The self seems to be something which just is, because we have to think we are the same person we were 30 years ago. Yet there are so many aspects to us that we can’t get through counting them. A self that knows what cold weather is, what algebra is, and hundreds of thousands of other things, is certainly various. If a self is simultaneously one and many, unutterably snug and unutterably tremendous, aesthetics is there.

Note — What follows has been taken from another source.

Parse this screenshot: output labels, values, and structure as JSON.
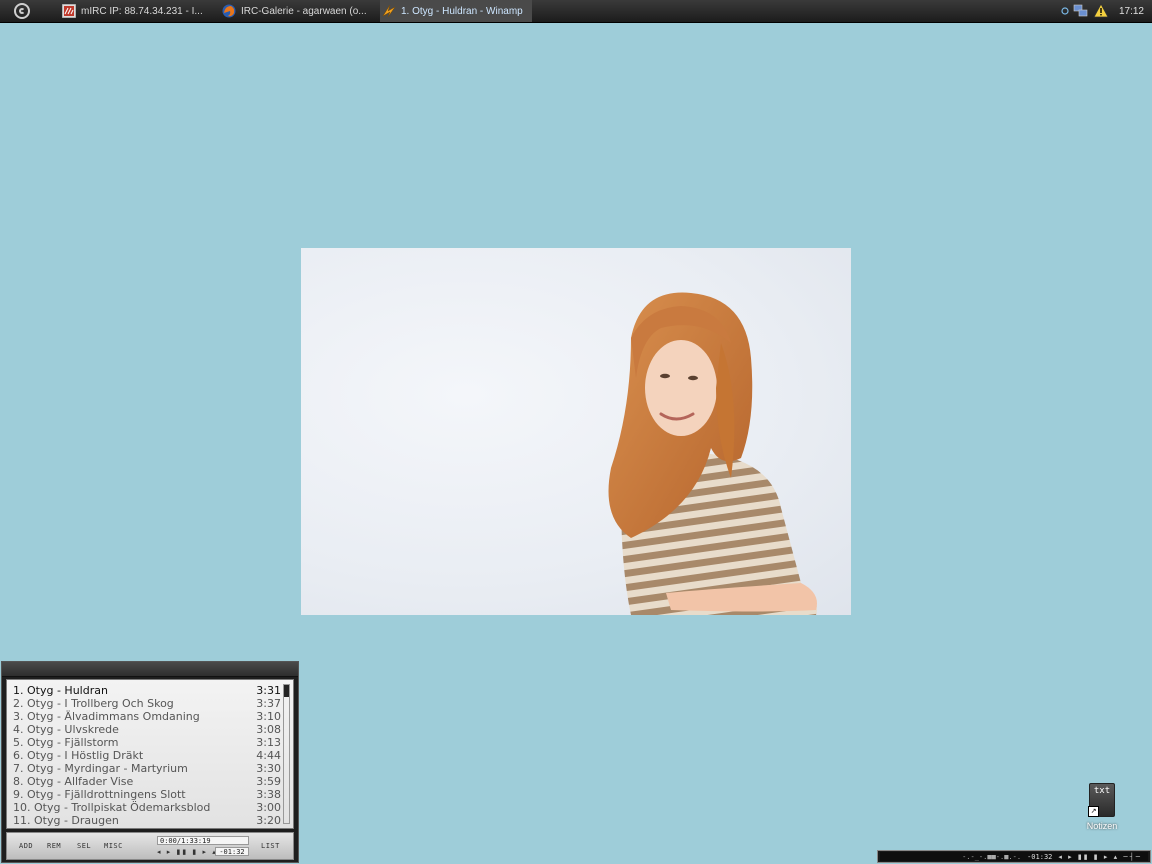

As I said, those things that can be seen as belonging to all things are the subject of philosophy. Those things, seen wholly, are opposites as one, and they are in the self. We are sameness and change. We can now see ourselves as changing; we are changing every second. We can also see ourselves as just what we are. And when we see something as the same and changing, remaining and moving, at the same time, it is aesthetics.

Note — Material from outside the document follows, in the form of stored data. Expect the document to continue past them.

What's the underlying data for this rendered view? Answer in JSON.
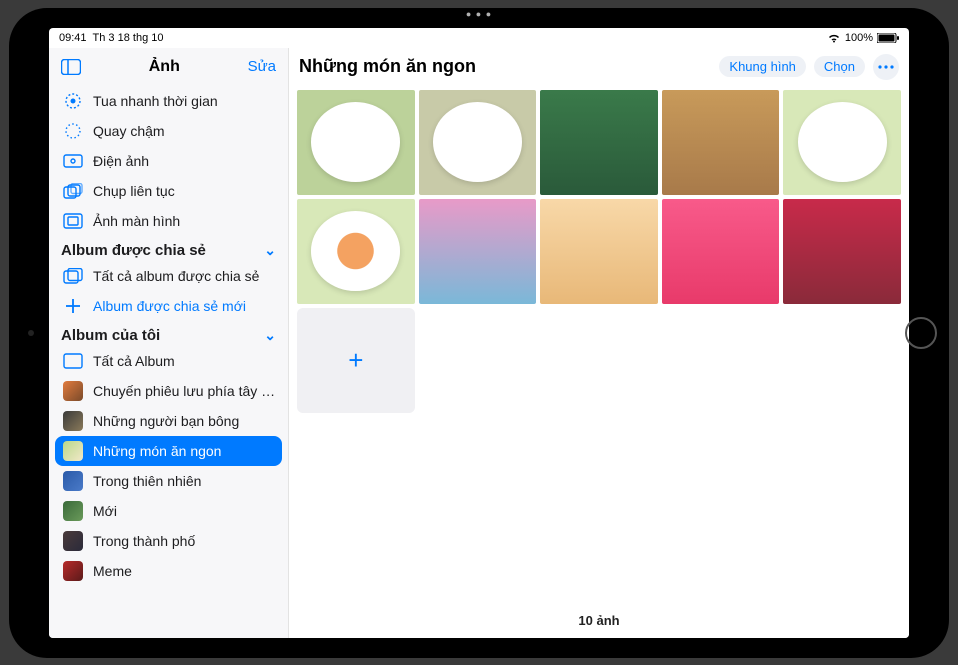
{
  "status": {
    "time": "09:41",
    "date": "Th 3 18 thg 10",
    "battery": "100%"
  },
  "sidebar": {
    "title": "Ảnh",
    "edit": "Sửa",
    "mediaTypes": [
      {
        "label": "Tua nhanh thời gian"
      },
      {
        "label": "Quay chậm"
      },
      {
        "label": "Điện ảnh"
      },
      {
        "label": "Chụp liên tục"
      },
      {
        "label": "Ảnh màn hình"
      }
    ],
    "sharedTitle": "Album được chia sẻ",
    "sharedItems": [
      {
        "label": "Tất cả album được chia sẻ"
      },
      {
        "label": "Album được chia sẻ mới"
      }
    ],
    "myTitle": "Album của tôi",
    "myItems": [
      {
        "label": "Tất cả Album"
      },
      {
        "label": "Chuyến phiêu lưu phía tây nam"
      },
      {
        "label": "Những người bạn bông"
      },
      {
        "label": "Những món ăn ngon"
      },
      {
        "label": "Trong thiên nhiên"
      },
      {
        "label": "Mới"
      },
      {
        "label": "Trong thành phố"
      },
      {
        "label": "Meme"
      }
    ]
  },
  "main": {
    "title": "Những món ăn ngon",
    "slideshow": "Khung hình",
    "select": "Chọn",
    "count": "10 ảnh"
  }
}
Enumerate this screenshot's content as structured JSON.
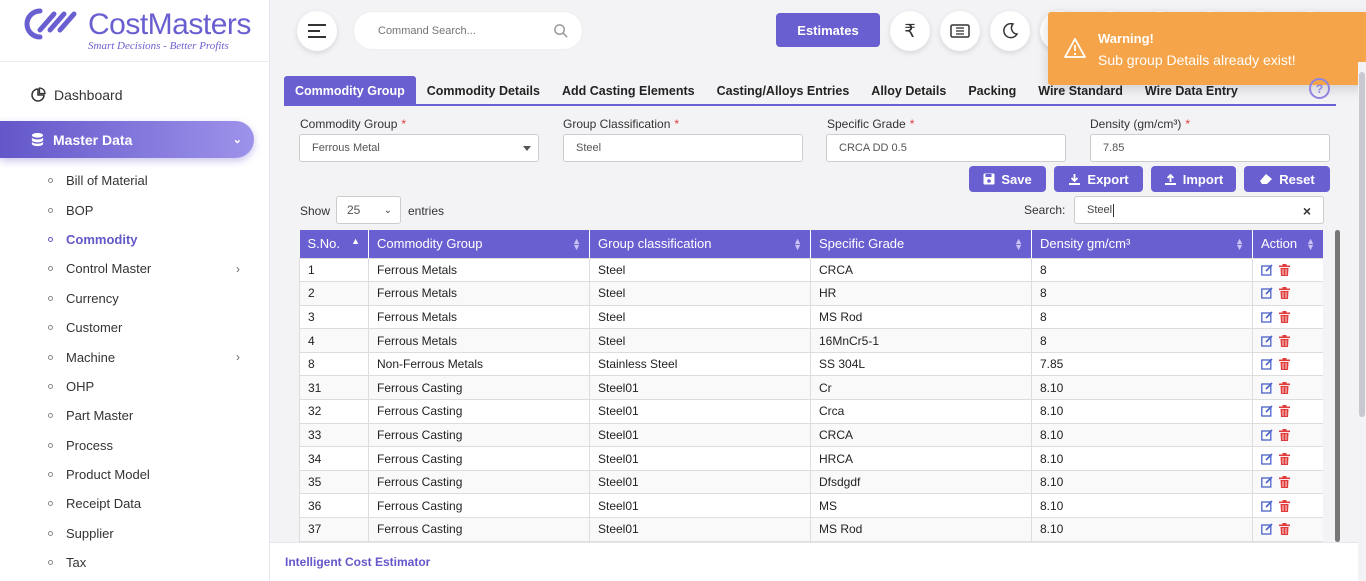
{
  "brand": {
    "title": "CostMasters",
    "tagline": "Smart Decisions - Better Profits",
    "color": "#6a5fd0"
  },
  "sidebar": {
    "dashboard": "Dashboard",
    "master": "Master Data",
    "items": [
      {
        "label": "Bill of Material",
        "expandable": false
      },
      {
        "label": "BOP",
        "expandable": false
      },
      {
        "label": "Commodity",
        "expandable": false,
        "active": true
      },
      {
        "label": "Control Master",
        "expandable": true
      },
      {
        "label": "Currency",
        "expandable": false
      },
      {
        "label": "Customer",
        "expandable": false
      },
      {
        "label": "Machine",
        "expandable": true
      },
      {
        "label": "OHP",
        "expandable": false
      },
      {
        "label": "Part Master",
        "expandable": false
      },
      {
        "label": "Process",
        "expandable": false
      },
      {
        "label": "Product Model",
        "expandable": false
      },
      {
        "label": "Receipt Data",
        "expandable": false
      },
      {
        "label": "Supplier",
        "expandable": false
      },
      {
        "label": "Tax",
        "expandable": false
      }
    ]
  },
  "header": {
    "command_placeholder": "Command Search...",
    "estimates": "Estimates",
    "icons": [
      "rupee-icon",
      "ticket-icon",
      "moon-icon",
      "fullscreen-icon",
      "notification-icon",
      "avatar",
      "logout-icon",
      "search-icon",
      "gear-icon"
    ]
  },
  "toast": {
    "title": "Warning!",
    "message": "Sub group Details already exist!",
    "color": "#f5a449"
  },
  "tabs": [
    "Commodity Group",
    "Commodity Details",
    "Add Casting Elements",
    "Casting/Alloys Entries",
    "Alloy Details",
    "Packing",
    "Wire Standard",
    "Wire Data Entry"
  ],
  "form": {
    "commodity_group": {
      "label": "Commodity Group",
      "value": "Ferrous Metal"
    },
    "group_classification": {
      "label": "Group Classification",
      "value": "Steel"
    },
    "specific_grade": {
      "label": "Specific Grade",
      "value": "CRCA DD 0.5"
    },
    "density": {
      "label": "Density (gm/cm³)",
      "value": "7.85"
    }
  },
  "buttons": {
    "save": "Save",
    "export": "Export",
    "import": "Import",
    "reset": "Reset"
  },
  "table_controls": {
    "show": "Show",
    "entries_value": "25",
    "entries": "entries",
    "search_label": "Search:",
    "search_value": "Steel"
  },
  "table": {
    "headers": [
      "S.No.",
      "Commodity Group",
      "Group classification",
      "Specific Grade",
      "Density gm/cm³",
      "Action"
    ],
    "rows": [
      [
        "1",
        "Ferrous Metals",
        "Steel",
        "CRCA",
        "8"
      ],
      [
        "2",
        "Ferrous Metals",
        "Steel",
        "HR",
        "8"
      ],
      [
        "3",
        "Ferrous Metals",
        "Steel",
        "MS Rod",
        "8"
      ],
      [
        "4",
        "Ferrous Metals",
        "Steel",
        "16MnCr5-1",
        "8"
      ],
      [
        "8",
        "Non-Ferrous Metals",
        "Stainless Steel",
        "SS 304L",
        "7.85"
      ],
      [
        "31",
        "Ferrous Casting",
        "Steel01",
        "Cr",
        "8.10"
      ],
      [
        "32",
        "Ferrous Casting",
        "Steel01",
        "Crca",
        "8.10"
      ],
      [
        "33",
        "Ferrous Casting",
        "Steel01",
        "CRCA",
        "8.10"
      ],
      [
        "34",
        "Ferrous Casting",
        "Steel01",
        "HRCA",
        "8.10"
      ],
      [
        "35",
        "Ferrous Casting",
        "Steel01",
        "Dfsdgdf",
        "8.10"
      ],
      [
        "36",
        "Ferrous Casting",
        "Steel01",
        "MS",
        "8.10"
      ],
      [
        "37",
        "Ferrous Casting",
        "Steel01",
        "MS Rod",
        "8.10"
      ],
      [
        "",
        "",
        "",
        "",
        ""
      ]
    ]
  },
  "footer": "Intelligent Cost Estimator"
}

The self is a great wonder and a great fact at once. If it is something that has to do with the beginning of time and is as intimate as soup, if it is present in one’s fingernail and also in one’s great-great-great-grandmother, it would seem to be a wonderful thing. It is.
We Are Always Self & World
I say philosophy is inescapable. And deeply, aesthetics and philosophy are synonymous. The only way of knowing ourselves is to know what we are not. Every time we touch something and meet something, we are finding out something about ourselves. If we hear any sound, if we read any words, we have learned something about ourselves. What happens when we have a conversation with a person whom we shall call Alfred Howell? We meet him for only six minutes, but Alfred Howell has now become plus ourselves. Even if we forget Alfred Howell, he is plus ourselves. What is more, when we meet Alfred Howell we find out that our selves can be plus Alfred Howell. Every experience means we are plus that experience.

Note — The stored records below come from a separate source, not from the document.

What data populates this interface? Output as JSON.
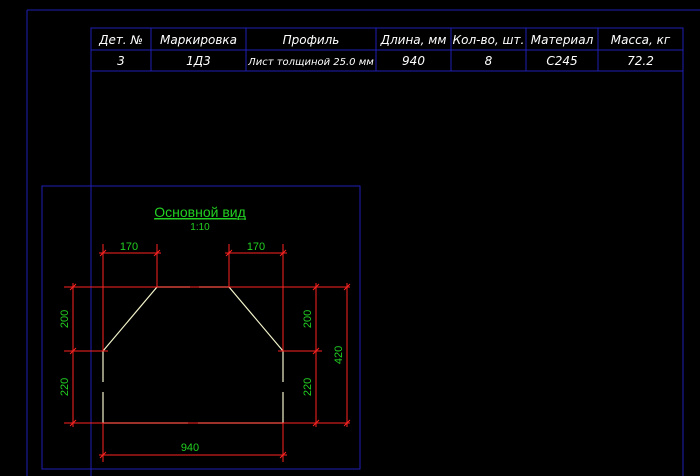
{
  "colors": {
    "background": "#000000",
    "frame": "#1f1fb4",
    "table_text": "#ffffff",
    "outline": "#f4f4cc",
    "dimension": "#ff2222",
    "dim_text": "#22d022",
    "title": "#22d022"
  },
  "spec_table": {
    "headers": [
      "Дет. №",
      "Маркировка",
      "Профиль",
      "Длина, мм",
      "Кол-во, шт.",
      "Материал",
      "Масса, кг"
    ],
    "row": [
      "3",
      "1Д3",
      "Лист толщиной 25.0 мм",
      "940",
      "8",
      "С245",
      "72.2"
    ]
  },
  "view": {
    "title": "Основной вид",
    "scale": "1:10"
  },
  "dimensions": {
    "top_left": "170",
    "top_right": "170",
    "left_upper": "200",
    "left_lower": "220",
    "right_upper": "200",
    "right_lower": "220",
    "overall_height": "420",
    "overall_width": "940"
  }
}
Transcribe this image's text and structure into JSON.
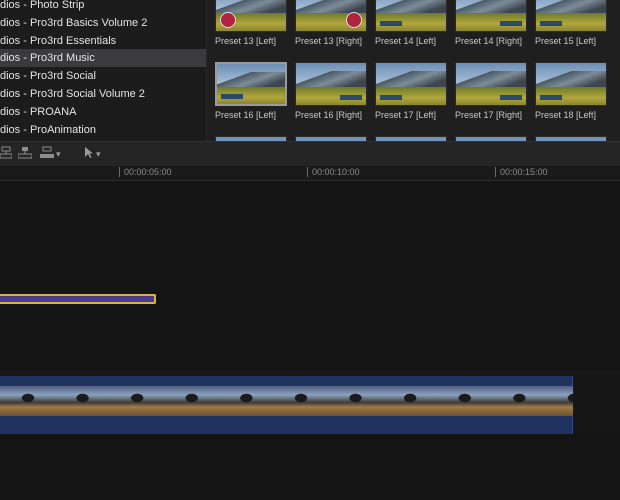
{
  "browser": {
    "categories": [
      {
        "label": "dios - Photo Strip",
        "selected": false
      },
      {
        "label": "dios - Pro3rd Basics Volume 2",
        "selected": false
      },
      {
        "label": "dios - Pro3rd Essentials",
        "selected": false
      },
      {
        "label": "dios - Pro3rd Music",
        "selected": true
      },
      {
        "label": "dios - Pro3rd Social",
        "selected": false
      },
      {
        "label": "dios - Pro3rd Social Volume 2",
        "selected": false
      },
      {
        "label": "dios - PROANA",
        "selected": false
      },
      {
        "label": "dios - ProAnimation",
        "selected": false
      }
    ],
    "presets": [
      {
        "label": "Preset 13 [Left]",
        "accent": "badge-left"
      },
      {
        "label": "Preset 13 [Right]",
        "accent": "badge-right"
      },
      {
        "label": "Preset 14 [Left]",
        "accent": "tag-left"
      },
      {
        "label": "Preset 14 [Right]",
        "accent": "tag-right"
      },
      {
        "label": "Preset 15 [Left]",
        "accent": "tag-left"
      },
      {
        "label": "Preset 16 [Left]",
        "accent": "tag-left",
        "selected": true
      },
      {
        "label": "Preset 16 [Right]",
        "accent": "tag-right"
      },
      {
        "label": "Preset 17 [Left]",
        "accent": "tag-left"
      },
      {
        "label": "Preset 17 [Right]",
        "accent": "tag-right"
      },
      {
        "label": "Preset 18 [Left]",
        "accent": "tag-left"
      }
    ]
  },
  "toolbar": {
    "icons": [
      "connect-clip-icon",
      "insert-clip-icon",
      "overwrite-clip-icon",
      "select-tool-icon"
    ]
  },
  "ruler": {
    "labels": [
      "00:00:05:00",
      "00:00:10:00",
      "00:00:15:00"
    ]
  },
  "colors": {
    "title_clip": "#4a3b8c",
    "title_clip_border": "#d8b43a",
    "video_clip": "#1f3260",
    "selection": "#3b3b3d"
  }
}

In order to save ourselves from that, we make a part of ourselves that doesn’t undergo any experience whatsoever: it is somebody else shaking a person’s hand, being affected by some woman tremendously—and underneath, there is a self that is entirely apart. The reason this occurs is that there isn’t a oneness, in how we see, of having and not having the self.
If we knew what our selves were, we would see that we are a relation, and a process. It would be just as silly to divide the self as a thing which is and a thing which moves, as to divide a river into a thing which is and which flows. A self does so, however; and out of that, trouble comes. If we could feel that our self as flowing and our self as remaining were the same, we would answer, for ourselves, the philosophic question How is it that the world seems to move and remain at the same time? The seasons change, there are storms, but the earth keeps on being anyway.
Persons come to a bad compromise. We make one part of ourselves that is in motion, and another part that is snug and out of it all. We do this unconsciously. In the decision of the unconscious about how to meet the philosophic problem of how a self can be snug and still be in relation with everything, the unconscious which interferes with the deepest unconscious says, “The best thing to do is to have two selves: one for company and the other for myself.” From that comes misery. Anytime a person feels bad from a source in himself, not from such things as lack of food or too much cold, it can be said that the unconscious, which wants to be completely philosophic, has made an incomplete philosophic choice.